Nous voyons donc se dessiner de façon cohérente un coup d’arrêt au processus de mondialisation qui s’est déroulé depuis la fin de la seconde guerre mondiale. Partout, même en dehors de l’Amérique de Trump, du Royaume-Uni de Theresa May et des pays du Visegrad 4, on assiste à l’ascension des partis prônant le protectionnisme, migratoire et commercial. Partout, on peut voir une remise en cause des valeurs cosmopolites et libérales par un nouveau courant conservateur, qui dépasse de loin l’extrême droite et les retraités, et gagne désormais les jeunes, certains courants de la droite classique (Manif pour Tous, Sens Commun) et de gauche (« génération Michéa », inspirée par la doctrine anti-libérale conservatrice de Jean-Claude Michéa). Partout, on voit se renforcer le fossé entre une « élite » profitant à plein de la mondialisation, habitant les grandes métropoles et votant pour les candidats défendant le statu quo, et les « classes populaires » se percevant comme « les perdantes de la mondialisation », vivant dans les zones « périphériques », et séduites par les partis « anti-establishment ».

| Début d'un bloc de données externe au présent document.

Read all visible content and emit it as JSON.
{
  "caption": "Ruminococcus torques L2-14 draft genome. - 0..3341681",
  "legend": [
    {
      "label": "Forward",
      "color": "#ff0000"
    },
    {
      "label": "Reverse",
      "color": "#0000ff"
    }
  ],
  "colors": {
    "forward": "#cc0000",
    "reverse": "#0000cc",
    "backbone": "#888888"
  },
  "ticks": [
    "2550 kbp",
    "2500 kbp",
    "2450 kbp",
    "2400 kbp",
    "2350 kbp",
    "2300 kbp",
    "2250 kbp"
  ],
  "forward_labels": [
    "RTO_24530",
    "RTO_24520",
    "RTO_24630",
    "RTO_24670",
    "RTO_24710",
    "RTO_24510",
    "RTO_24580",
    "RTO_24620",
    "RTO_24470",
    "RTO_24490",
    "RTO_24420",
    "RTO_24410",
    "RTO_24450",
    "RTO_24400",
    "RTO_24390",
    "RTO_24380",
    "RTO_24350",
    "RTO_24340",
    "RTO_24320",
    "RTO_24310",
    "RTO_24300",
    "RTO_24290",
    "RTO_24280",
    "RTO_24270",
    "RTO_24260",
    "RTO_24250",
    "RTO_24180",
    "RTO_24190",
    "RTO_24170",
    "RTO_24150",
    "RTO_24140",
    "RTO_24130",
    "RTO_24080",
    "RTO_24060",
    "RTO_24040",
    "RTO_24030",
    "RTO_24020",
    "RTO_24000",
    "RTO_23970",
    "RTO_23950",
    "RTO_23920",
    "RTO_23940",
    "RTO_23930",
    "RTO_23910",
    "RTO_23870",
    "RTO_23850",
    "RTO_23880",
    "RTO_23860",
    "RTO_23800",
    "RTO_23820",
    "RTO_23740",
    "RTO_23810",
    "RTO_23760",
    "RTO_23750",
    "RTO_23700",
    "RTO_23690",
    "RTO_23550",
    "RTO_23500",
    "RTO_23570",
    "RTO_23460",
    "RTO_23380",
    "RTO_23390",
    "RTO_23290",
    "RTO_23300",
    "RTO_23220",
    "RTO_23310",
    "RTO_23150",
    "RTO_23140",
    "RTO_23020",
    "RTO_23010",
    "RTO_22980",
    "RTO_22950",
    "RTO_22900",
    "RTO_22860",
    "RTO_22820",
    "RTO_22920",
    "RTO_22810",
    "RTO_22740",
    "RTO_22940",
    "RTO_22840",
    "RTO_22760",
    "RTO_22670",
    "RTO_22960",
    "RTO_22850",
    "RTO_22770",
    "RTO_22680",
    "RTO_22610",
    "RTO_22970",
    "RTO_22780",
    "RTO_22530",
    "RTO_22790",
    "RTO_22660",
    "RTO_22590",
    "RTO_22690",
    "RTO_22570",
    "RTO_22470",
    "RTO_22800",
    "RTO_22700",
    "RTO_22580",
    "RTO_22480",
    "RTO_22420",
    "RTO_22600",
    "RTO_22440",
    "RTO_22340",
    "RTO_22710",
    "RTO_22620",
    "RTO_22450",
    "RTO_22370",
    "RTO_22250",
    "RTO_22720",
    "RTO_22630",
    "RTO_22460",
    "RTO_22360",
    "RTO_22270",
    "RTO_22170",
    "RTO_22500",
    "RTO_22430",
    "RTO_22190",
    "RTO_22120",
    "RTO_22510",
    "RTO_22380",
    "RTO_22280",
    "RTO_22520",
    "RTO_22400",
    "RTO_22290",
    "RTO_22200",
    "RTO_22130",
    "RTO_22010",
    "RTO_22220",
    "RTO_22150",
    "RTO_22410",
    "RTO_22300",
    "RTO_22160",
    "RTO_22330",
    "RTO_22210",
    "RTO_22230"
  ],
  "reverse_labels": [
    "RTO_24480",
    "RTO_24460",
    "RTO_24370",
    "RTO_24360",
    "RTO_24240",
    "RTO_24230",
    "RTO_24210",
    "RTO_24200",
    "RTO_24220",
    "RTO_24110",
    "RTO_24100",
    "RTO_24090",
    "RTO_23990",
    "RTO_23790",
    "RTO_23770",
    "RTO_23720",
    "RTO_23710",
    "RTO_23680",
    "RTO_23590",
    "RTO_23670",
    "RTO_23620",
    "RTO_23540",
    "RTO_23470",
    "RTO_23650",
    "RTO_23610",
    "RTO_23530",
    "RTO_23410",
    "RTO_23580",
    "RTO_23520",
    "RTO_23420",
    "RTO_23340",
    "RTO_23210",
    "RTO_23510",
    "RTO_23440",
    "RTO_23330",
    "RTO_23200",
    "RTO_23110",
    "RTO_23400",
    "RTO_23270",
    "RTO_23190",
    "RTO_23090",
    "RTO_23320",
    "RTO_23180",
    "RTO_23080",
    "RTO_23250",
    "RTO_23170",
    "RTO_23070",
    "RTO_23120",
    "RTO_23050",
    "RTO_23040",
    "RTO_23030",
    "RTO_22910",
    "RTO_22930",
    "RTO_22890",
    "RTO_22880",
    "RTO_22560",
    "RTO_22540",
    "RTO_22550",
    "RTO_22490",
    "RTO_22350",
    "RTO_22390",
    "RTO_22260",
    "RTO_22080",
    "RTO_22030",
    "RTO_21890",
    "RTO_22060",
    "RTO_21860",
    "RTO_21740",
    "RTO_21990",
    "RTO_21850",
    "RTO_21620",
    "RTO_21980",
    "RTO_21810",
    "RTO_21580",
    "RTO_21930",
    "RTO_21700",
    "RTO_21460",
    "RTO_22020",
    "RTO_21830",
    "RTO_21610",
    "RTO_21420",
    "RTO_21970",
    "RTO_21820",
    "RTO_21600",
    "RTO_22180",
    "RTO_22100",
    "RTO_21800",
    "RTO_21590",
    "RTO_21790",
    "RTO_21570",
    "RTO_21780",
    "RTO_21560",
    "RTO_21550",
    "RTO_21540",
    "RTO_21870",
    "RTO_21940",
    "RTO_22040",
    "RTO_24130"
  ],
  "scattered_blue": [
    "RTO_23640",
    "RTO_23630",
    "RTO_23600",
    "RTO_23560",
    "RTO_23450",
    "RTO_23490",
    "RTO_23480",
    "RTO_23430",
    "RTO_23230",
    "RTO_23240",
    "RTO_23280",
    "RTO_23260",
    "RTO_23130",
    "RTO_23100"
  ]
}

Les offres politiques répondant à ce malaise des classes populaires face à la mondialisation prennent des expressions diverses selon les pays. Mais derrière les clivages de surface, se dessine une cohérence troublante. Même si elles diffèrent en ce qui concerne les questions de politique intérieure (traitement des inégalités, Etat-providence, attachement plus ou moins marqué aux libertés fondamentales et à l’Etat de droit etc.), toutes ces offres se posent en réalité contre le même ennemi extérieur : l’ordre international « libéral ». Toutes ces offres préconisent la restauration des Etats nations pour se protéger des désordres créés par la mondialisation. 

Qu’on ne s’y trompe pas, si le président chinois Xi Jinping a vanté récemment à Davos les mérites de la mondialisation, la Chine ne saurait se poser en défenseur de l’ordre international libéral, avec sa politique très « illibérale » en matière des droits de l’Homme, comme d’ailleurs en matière de protection vis-à-vis des importations et investissements étrangers (voir aussi mon précédent article sur les investissements chinois à l’étranger).


Le cœur de l’Europe se présente donc comme la dernière forteresse de l’ordre ancien, une forteresse assiégée de toutes parts : à l’Est par les tirs croisés de Russie, des pays de Visegrad 4 et de la Turquie, et désormais à l’Ouest, par le nouveau couple à la tête du monde anglo-saxon.